Friday, 9 September 2011
Tablet v smartphone
I'm always intrigued at how technology blends together in real life. "The street has its own use for technology," as William Gibson said.
My cheapo LG smartphone died. Battery was getting tired anyway, so I switched to the backup: a bog standard Nokia X2 17-button phone. Sure it has data (GPRS, here in the Caribbean), but the screen's tiny and these days I'm about as good at typing on a numeric keypad as I am at sharpening a quill.
Luckily I have a 7" Samsung Galaxy Tab (yes, the one that is now illegal in Germany - all offers around the price of a 7.7" Tab considered!). It has a waterproof wallet (living on an island it's best to have every portable electronic device waterproofed) with a shoulder strap. I didn't realise it came with a shoulder strap when I ordered the Beachbouy wallet, but am now glad it does because it is effectively my briefcase. I'm typing this blog entry on it now. No, it doesn't replace a laptop, but if I need to sit down and do some proper work I'll use my laptop because I'll work faster with a 15" screen and a keyboard. You see, with a 7" Galaxy Tab you can type fast standing up, unlike bigger tablets. Just try it with an iPad - preferably someone else's, just in case you drop it.
But you can type fast on a smartphone standing up too, right? Especially one with a keyboard. Yes you can, but the screen is too small for seriously productive correspondence because the keyboard takes up too much of the screen, or, in the case of blackberries, the screen is a bit too small. And the apps are crap, but that's another post.
Since switching to the small dumb phone and the tablet I have realised a few things:-
1. Fewer distractions: instant email is distracting. If I need to check email, I'll pull out my tablet.
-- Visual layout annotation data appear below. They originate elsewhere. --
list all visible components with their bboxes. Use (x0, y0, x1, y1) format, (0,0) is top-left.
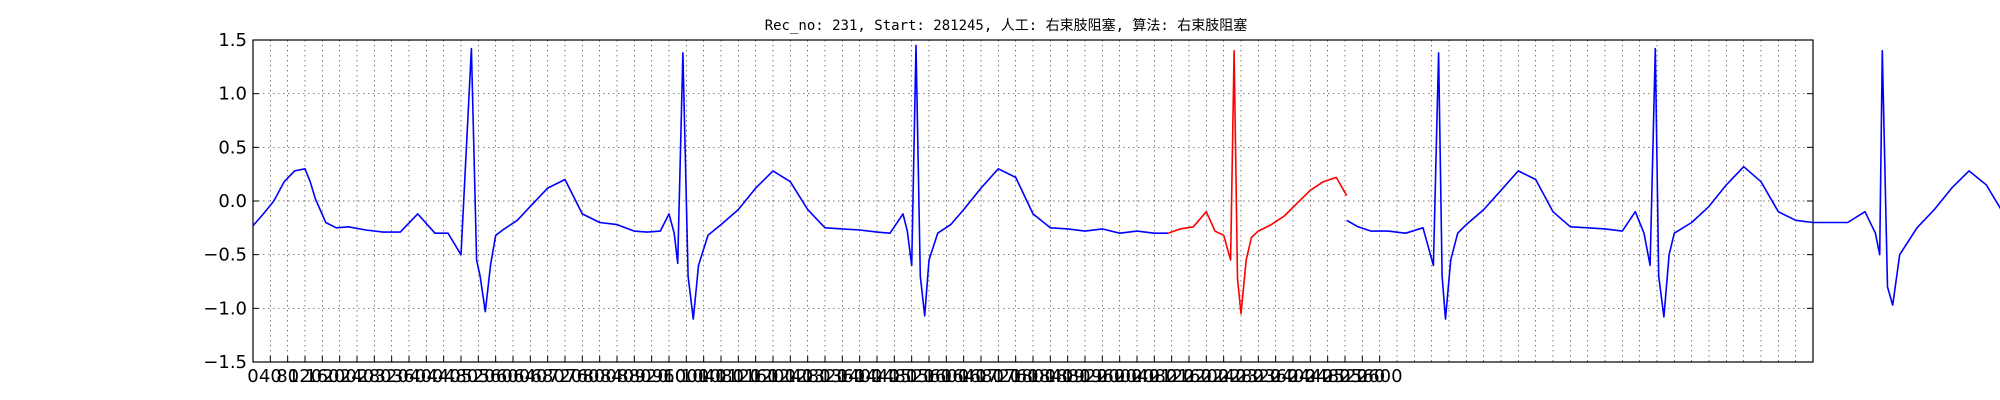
grid-layer (253, 40, 1813, 362)
x-tick-label: 320 (374, 366, 408, 387)
x-tick-label: 40 (259, 366, 282, 387)
x-tick-label: 2360 (1253, 366, 1299, 387)
x-tick-label: 1720 (975, 366, 1021, 387)
x-tick-label: 1760 (993, 366, 1039, 387)
y-tick-label: 1.0 (218, 84, 247, 105)
y-tick-label: 0.0 (218, 191, 247, 212)
x-tick-label: 1600 (923, 366, 969, 387)
x-tick-label: 720 (548, 366, 582, 387)
series-layer (252, 44, 2000, 320)
x-tick-label: 680 (530, 366, 564, 387)
x-tick-label: 2080 (1131, 366, 1177, 387)
x-tick-label: 360 (392, 366, 426, 387)
ecg-series-2 (1346, 47, 2000, 320)
x-tick-label: 800 (582, 366, 616, 387)
x-tick-label: 560 (478, 366, 512, 387)
x-tick-label: 200 (322, 366, 356, 387)
x-tick-label: 2200 (1183, 366, 1229, 387)
x-tick-label: 1080 (698, 366, 744, 387)
x-tick-label: 80 (276, 366, 299, 387)
x-tick-label: 1040 (681, 366, 727, 387)
x-tick-label: 1520 (889, 366, 935, 387)
x-tick-label: 160 (305, 366, 339, 387)
x-tick-label: 1840 (1027, 366, 1073, 387)
x-tick-label: 1160 (733, 366, 779, 387)
y-tick-label: 0.5 (218, 137, 247, 158)
x-tick-label: 1640 (941, 366, 987, 387)
x-tick-label: 2120 (1149, 366, 1195, 387)
ecg-series-1 (1167, 49, 1348, 315)
x-tick-label: 1480 (871, 366, 917, 387)
x-tick-label: 760 (565, 366, 599, 387)
x-tick-label: 1240 (767, 366, 813, 387)
x-tick-label: 2560 (1339, 366, 1385, 387)
x-tick-label: 1960 (1079, 366, 1125, 387)
x-tick-label: 1360 (819, 366, 865, 387)
x-tick-label: 1000 (663, 366, 709, 387)
y-tick-label: −1.5 (203, 352, 247, 373)
x-tick-label: 600 (496, 366, 530, 387)
x-tick-label: 520 (461, 366, 495, 387)
x-tick-label: 2320 (1235, 366, 1281, 387)
y-tick-label: −0.5 (203, 245, 247, 266)
x-tick-label: 1440 (854, 366, 900, 387)
x-tick-label: 2000 (1097, 366, 1143, 387)
x-tick-label: 1320 (802, 366, 848, 387)
x-tick-label: 2160 (1166, 366, 1212, 387)
x-tick-label: 1200 (750, 366, 796, 387)
x-tick-label: 440 (426, 366, 460, 387)
x-tick-label: 2600 (1357, 366, 1403, 387)
y-tick-label: −1.0 (203, 298, 247, 319)
x-tick-label: 2240 (1201, 366, 1247, 387)
x-tick-label: 1400 (837, 366, 883, 387)
x-tick-label: 640 (513, 366, 547, 387)
x-tick-label: 1560 (906, 366, 952, 387)
x-tick-label: 1680 (958, 366, 1004, 387)
x-tick-label: 2280 (1218, 366, 1264, 387)
y-tick-label: 1.5 (218, 30, 247, 51)
x-tick-label: 2480 (1305, 366, 1351, 387)
x-tick-label: 840 (600, 366, 634, 387)
y-axis: −1.5 −1.0 −0.5 0.0 0.5 1.0 1.5 (203, 30, 1813, 373)
x-tick-label: 960 (652, 366, 686, 387)
x-tick-label: 1880 (1045, 366, 1091, 387)
x-tick-label: 920 (634, 366, 668, 387)
x-tick-label: 1920 (1062, 366, 1108, 387)
x-axis: 0 408012016020024028032036040044048052056… (247, 356, 1403, 387)
x-tick-label: 2520 (1322, 366, 1368, 387)
x-tick-label: 120 (288, 366, 322, 387)
x-tick-label: 2040 (1114, 366, 1160, 387)
ecg-series-0 (252, 44, 1169, 320)
x-tick-label: 1120 (715, 366, 761, 387)
x-tick-label: 280 (357, 366, 391, 387)
x-tick-label: 0 (247, 366, 258, 387)
x-tick-label: 2400 (1270, 366, 1316, 387)
x-tick-label: 2440 (1287, 366, 1333, 387)
x-tick-label: 880 (617, 366, 651, 387)
chart-title: Rec_no: 231, Start: 281245, 人工: 右束肢阻塞, 算… (765, 17, 1248, 34)
x-tick-label: 240 (340, 366, 374, 387)
x-tick-label: 400 (409, 366, 443, 387)
x-tick-label: 1280 (785, 366, 831, 387)
x-tick-label: 480 (444, 366, 478, 387)
x-tick-label: 1800 (1010, 366, 1056, 387)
Otherwise I'm instantly reachable by phone if its urgent. "Urgent" emails are usually simply a reflection of the sender's self-importance or poor communication skills, unless the sender is willing to follow them up with a phone call - the real urgent bit.
2. Better organisation: the power feature of Android is actually the 'Share' menu option. Unlike other mobile OSes this is not app-specific, but an OS service that exposes apps that subscribe to it. So when I download a new app it automatically can share to any other apps on my phone that support sharing. This means I can share the Blogaway post with my Twitter app, my Facebook app and, say, Evernote. I can add webpages and emails directly to my Gtask list or my calendar for dealing with later. I could do this on my smartphone but the trouble with that is that I would, wherever I happened to be, as soon as I got that distracting email or other beep. With my tablet I can still do the organising anywhere but at a time that suits me.
3. Media: just because you can watch TV on your smartphone doesn't mean you want to. Same with ebooks. I've actually read several books on my smartphone, and switching to a Tab was a revelation: its paperback book size and after dark readability was lovely. Similar for movies: holding the 7" screen at book distance is as good as a wide screen TV.
In summary, there's only one important interruption in life: somebody calling you, either in person or via phone. The rest should be received whenever and wherever you're ready to process it. Basic phone + book sized tablet is the perfect combination.